For projects created under your personal account, you can add anyone from your organization as a collaborator. Howevere, for projects created under a team account, you can only add collaborators who are already members of that team. If your project requires collaborators from multiple teams, create a new team with the necessary members, and then create the project under that team account. Additionally, if your project was created from a Git repository, each collaborator must create the project using the same central Git repository.
You can assign one of the following access levels to project collaborators:
- Viewer - The Viewer has read-only access to code, data, and results.
- Operator - The Operator has read-only access to code, data, and results. Additionally, Operators can start and stop existing jobs in the projects that they have access to.
- Contributor - The Contributor can view, edit, create, and delete files and environmental variables, run sessions, experiments, jobs or models and run code in running jobs. Additionally, Contributors can set the default engine for the project.

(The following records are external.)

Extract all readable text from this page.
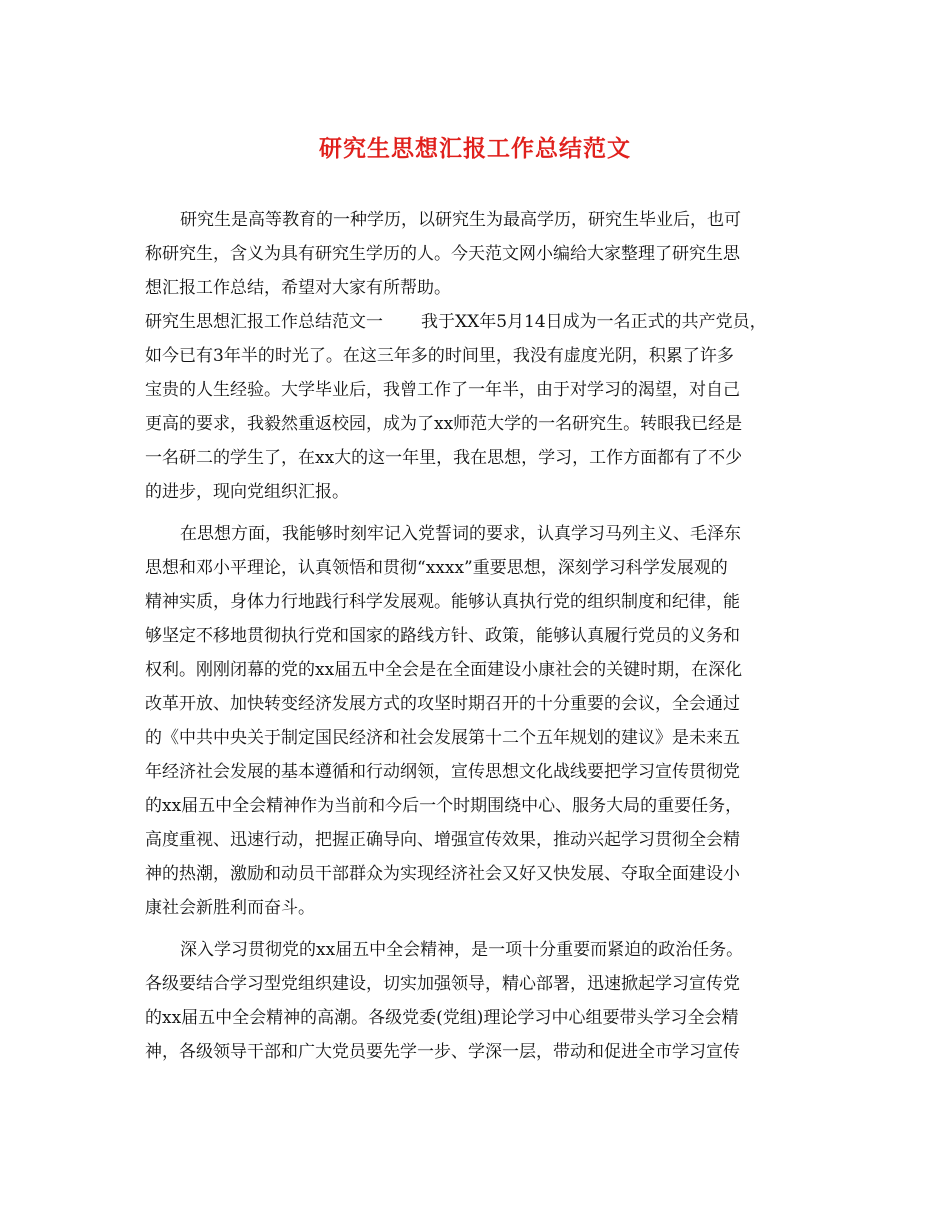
研究生思想汇报工作总结范文

研究生是高等教育的一种学历，以研究生为最高学历，研究生毕业后，也可

称研究生，含义为具有研究生学历的人。今天范文网小编给大家整理了研究生思

想汇报工作总结，希望对大家有所帮助。

研究生思想汇报工作总结范文一 我于XX年5月14日成为一名正式的共产党员，

如今已有3年半的时光了。在这三年多的时间里，我没有虚度光阴，积累了许多

宝贵的人生经验。大学毕业后，我曾工作了一年半，由于对学习的渴望，对自己

更高的要求，我毅然重返校园，成为了xx师范大学的一名研究生。转眼我已经是

一名研二的学生了，在xx大的这一年里，我在思想，学习，工作方面都有了不少

的进步，现向党组织汇报。

在思想方面，我能够时刻牢记入党誓词的要求，认真学习马列主义、毛泽东

思想和邓小平理论，认真领悟和贯彻“xxxx”重要思想，深刻学习科学发展观的

精神实质，身体力行地践行科学发展观。能够认真执行党的组织制度和纪律，能

够坚定不移地贯彻执行党和国家的路线方针、政策，能够认真履行党员的义务和

权利。刚刚闭幕的党的xx届五中全会是在全面建设小康社会的关键时期，在深化

改革开放、加快转变经济发展方式的攻坚时期召开的十分重要的会议，全会通过

的《中共中央关于制定国民经济和社会发展第十二个五年规划的建议》是未来五

年经济社会发展的基本遵循和行动纲领，宣传思想文化战线要把学习宣传贯彻党

的xx届五中全会精神作为当前和今后一个时期围绕中心、服务大局的重要任务，

高度重视、迅速行动，把握正确导向、增强宣传效果，推动兴起学习贯彻全会精

神的热潮，激励和动员干部群众为实现经济社会又好又快发展、夺取全面建设小

康社会新胜利而奋斗。

深入学习贯彻党的xx届五中全会精神，是一项十分重要而紧迫的政治任务。

各级要结合学习型党组织建设，切实加强领导，精心部署，迅速掀起学习宣传党

的xx届五中全会精神的高潮。各级党委(党组)理论学习中心组要带头学习全会精

神，各级领导干部和广大党员要先学一步、学深一层，带动和促进全市学习宣传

- Administrator - The Administrator has complete access to all aspects of the project. This includes the ability to add new collaborators, and delete the entire project.

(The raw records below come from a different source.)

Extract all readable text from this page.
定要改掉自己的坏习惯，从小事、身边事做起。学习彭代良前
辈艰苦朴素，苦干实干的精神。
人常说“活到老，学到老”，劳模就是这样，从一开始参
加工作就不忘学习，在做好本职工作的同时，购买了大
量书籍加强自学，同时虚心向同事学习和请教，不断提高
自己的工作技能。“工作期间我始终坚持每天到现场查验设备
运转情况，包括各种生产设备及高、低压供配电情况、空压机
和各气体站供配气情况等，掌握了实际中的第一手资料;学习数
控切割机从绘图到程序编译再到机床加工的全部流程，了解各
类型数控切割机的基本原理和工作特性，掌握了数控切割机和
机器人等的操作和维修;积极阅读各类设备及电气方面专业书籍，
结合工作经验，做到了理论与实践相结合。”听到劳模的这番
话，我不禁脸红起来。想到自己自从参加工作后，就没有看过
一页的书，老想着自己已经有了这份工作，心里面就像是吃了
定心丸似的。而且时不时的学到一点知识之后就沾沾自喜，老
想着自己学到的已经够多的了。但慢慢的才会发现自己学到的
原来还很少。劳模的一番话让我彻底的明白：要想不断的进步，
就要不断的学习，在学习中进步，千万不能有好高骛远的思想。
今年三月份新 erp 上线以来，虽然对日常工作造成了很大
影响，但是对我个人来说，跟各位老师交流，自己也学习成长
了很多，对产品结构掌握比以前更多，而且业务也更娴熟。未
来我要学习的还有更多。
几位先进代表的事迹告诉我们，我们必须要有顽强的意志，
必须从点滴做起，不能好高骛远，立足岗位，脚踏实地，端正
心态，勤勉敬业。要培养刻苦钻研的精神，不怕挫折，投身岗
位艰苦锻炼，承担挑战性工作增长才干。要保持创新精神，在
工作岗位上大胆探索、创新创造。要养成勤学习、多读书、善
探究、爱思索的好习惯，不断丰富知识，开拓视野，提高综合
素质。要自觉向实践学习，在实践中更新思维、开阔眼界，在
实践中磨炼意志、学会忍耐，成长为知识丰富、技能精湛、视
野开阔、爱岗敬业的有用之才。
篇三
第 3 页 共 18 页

- Inherit mode - If team members are already part of the project, their permissions are upgraded to match the permissions they have within the team.
- Override mode - The permissions assigned to the team are uniformly applied to all team members, regardless of any individual permissions they may already have on the project.
Collaborating securely on projects
Before adding project collaborators, it is important to note that assigning the
          Contributor or the Administrator  role to a project
        collaborator effectively grants them write access to your data in Cloudera. This is because project contributors and project
        administrators have write access to all project code, including any library code that you
        might not be actively reviewing. For example, a Contributor or Administrator can modify
        project file(s) to include code that deletes data on the Cloudera cluster. If you later launch a session and run the
        modified code, it may appear as though you were the one who deleted the data.
Additionally, project collaborators have access to all active sessions and jobs. This means a malicious user can potentially impersonate you by accessing one of your active sessions. Therefore, it is crucial to limit project access to trusted collaborators only. To mitigate this risk, Site Administrators can enforce restrictions by allowing only session creators to execute commands within their own active sessions.
For these reasons, Cloudera recommends using Git for secure collaboration on shared projects. Git not only enhances security, but also helps prevent file modification conflicts, especially when your team is working on complex projects.